The Masters was the only major an Australian had never won, and Scott was among dozens of golfers who routinely rose in the early hours of Monday morning for the telecast, only to watch a horror show. The leading character was Greg Norman, who had four good chances to win, none better than when he blew a six-shot lead on the last day to Nick Faldo in 1996.
There was Jim Ferrier in 1952, Bruce Crampton 20 years later, and Scott and Jason Day only two years ago. Norman, though, was the face of Aussie failures at the Masters, and Scott paid him tribute before he slipped on the green jacket.

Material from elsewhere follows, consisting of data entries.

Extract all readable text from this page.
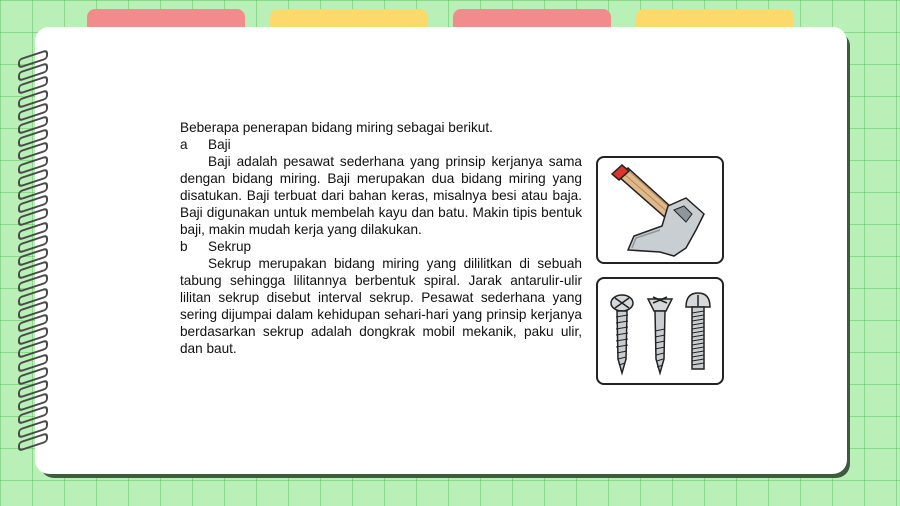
Beberapa penerapan bidang miring sebagai berikut.

a	Baji

Baji adalah pesawat sederhana yang prinsip kerjanya sama dengan bidang miring. Baji merupakan dua bidang miring yang disatukan. Baji terbuat dari bahan keras, misalnya besi atau baja. Baji digunakan untuk membelah kayu dan batu. Makin tipis bentuk baji, makin mudah kerja yang dilakukan.

b	Sekrup

Sekrup merupakan bidang miring yang dililitkan di sebuah tabung sehingga lilitannya berbentuk spiral. Jarak antarulir-ulir lilitan sekrup disebut interval sekrup. Pesawat sederhana yang sering dijumpai dalam kehidupan sehari-hari yang prinsip kerjanya berdasarkan sekrup adalah dongkrak mobil mekanik, paku ulir, dan baut.
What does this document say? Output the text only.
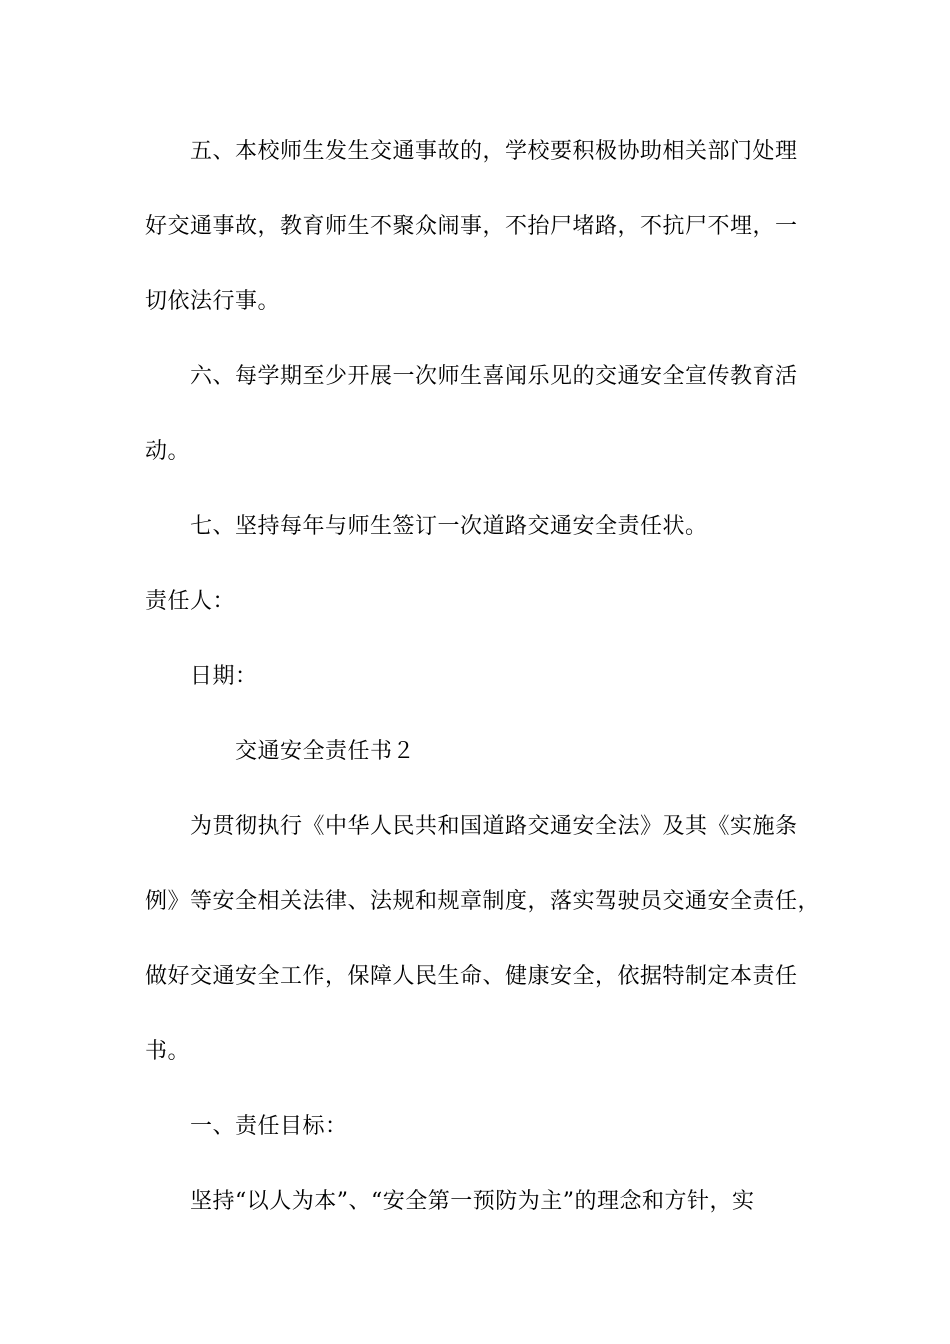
五、本校师生发生交通事故的，学校要积极协助相关部门处理
好交通事故，教育师生不聚众闹事，不抬尸堵路，不抗尸不埋，一
切依法行事。
六、每学期至少开展一次师生喜闻乐见的交通安全宣传教育活
动。
七、坚持每年与师生签订一次道路交通安全责任状。
责任人：
日期：
交通安全责任书２
为贯彻执行《中华人民共和国道路交通安全法》及其《实施条
例》等安全相关法律、法规和规章制度，落实驾驶员交通安全责任，
做好交通安全工作，保障人民生命、健康安全，依据特制定本责任
书。
一、责任目标：
坚持“以人为本”、“安全第一预防为主”的理念和方针，实
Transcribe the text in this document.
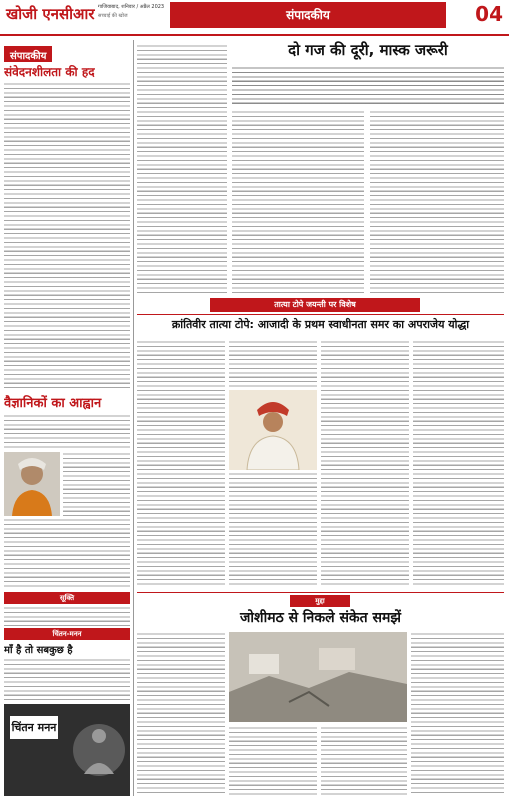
खोजी एनसीआर गाजियाबाद, शनिवार / अप्रैल 2023
सच्चाई की खोज	संपादकीय	04
संपादकीय
संवेदनशीलता की हद
वैज्ञानिकों का आह्वान
सूक्ति
चिंतन-मनन
माँ है तो सबकुछ है
चिंतन मनन
दो गज की दूरी, मास्क जरूरी
तात्या टोपे जयन्ती पर विशेष
क्रांतिवीर तात्या टोपे: आजादी के प्रथम स्वाधीनता समर का अपराजेय योद्धा
मुद्दा
जोशीमठ से निकले संकेत समझें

"Australia is a proud sporting nation, and this is one notch in the belt we never got,'' Scott said. "It's amazing that it came down to me today. But there's one guy who inspired a nation of golfers, and that's Greg Norman. He's been incredible to me and all the great golfers. Part of this belongs to him.''
Scott was just as gracious in victory as he was last summer at Royal Lytham & St. Annes. He and Cabrera flashed a thumbs-up to each other after their shots into the 10th hole in the playoff, and they walked off the 10th green with their arms around each other when it was over.

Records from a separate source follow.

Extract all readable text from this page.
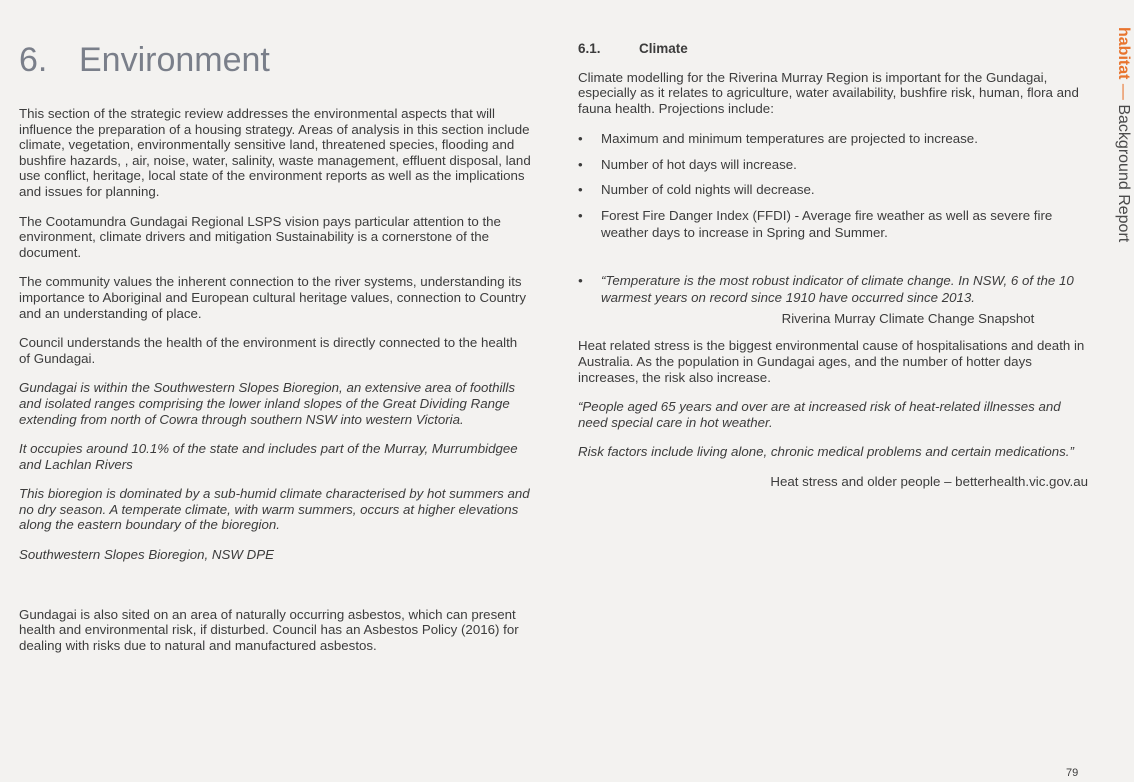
6. Environment

This section of the strategic review addresses the environmental aspects that will influence the preparation of a housing strategy. Areas of analysis in this section include climate, vegetation, environmentally sensitive land, threatened species, flooding and bushfire hazards, , air, noise, water, salinity, waste management, effluent disposal, land use conflict, heritage, local state of the environment reports as well as the implications and issues for planning.

The Cootamundra Gundagai Regional LSPS vision pays particular attention to the environment, climate drivers and mitigation Sustainability is a cornerstone of the document.

The community values the inherent connection to the river systems, understanding its importance to Aboriginal and European cultural heritage values, connection to Country and an understanding of place.

Council understands the health of the environment is directly connected to the health of Gundagai.

Gundagai is within the Southwestern Slopes Bioregion, an extensive area of foothills and isolated ranges comprising the lower inland slopes of the Great Dividing Range extending from north of Cowra through southern NSW into western Victoria.

It occupies around 10.1% of the state and includes part of the Murray, Murrumbidgee and Lachlan Rivers

This bioregion is dominated by a sub-humid climate characterised by hot summers and no dry season. A temperate climate, with warm summers, occurs at higher elevations along the eastern boundary of the bioregion.

Southwestern Slopes Bioregion, NSW DPE

Gundagai is also sited on an area of naturally occurring asbestos, which can present health and environmental risk, if disturbed. Council has an Asbestos Policy (2016) for dealing with risks due to natural and manufactured asbestos.

6.1.	Climate

Climate modelling for the Riverina Murray Region is important for the Gundagai, especially as it relates to agriculture, water availability, bushfire risk, human, flora and fauna health. Projections include:

• Maximum and minimum temperatures are projected to increase.
• Number of hot days will increase.
• Number of cold nights will decrease.
• Forest Fire Danger Index (FFDI) - Average fire weather as well as severe fire weather days to increase in Spring and Summer.
• “Temperature is the most robust indicator of climate change. In NSW, 6 of the 10 warmest years on record since 1910 have occurred since 2013.

Riverina Murray Climate Change Snapshot

Heat related stress is the biggest environmental cause of hospitalisations and death in Australia. As the population in Gundagai ages, and the number of hotter days increases, the risk also increase.

“People aged 65 years and over are at increased risk of heat-related illnesses and need special care in hot weather.

Risk factors include living alone, chronic medical problems and certain medications.”

Heat stress and older people – betterhealth.vic.gov.au

habitat — Background Report
79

"Such is golf,'' Cabrera said. "Adam is a good winner.''
It was a riveting conclusion to a week filled with some awkward moments. There was the one-shot penalty called against 14-year-old Guan Tianlang that nearly kept the Chinese teen from becoming the youngest player to make the cut. There was the illegal drop by Tiger Woods, who was given a two-shot penalty over questions and confusion about why he was not disqualified for signing an incorrect card.
And at the end, there was shot-making at its finest.
Scott didn't make a bogey after the first hole, and he really didn't miss a shot the rest of the day on a rainy Sunday at Augusta.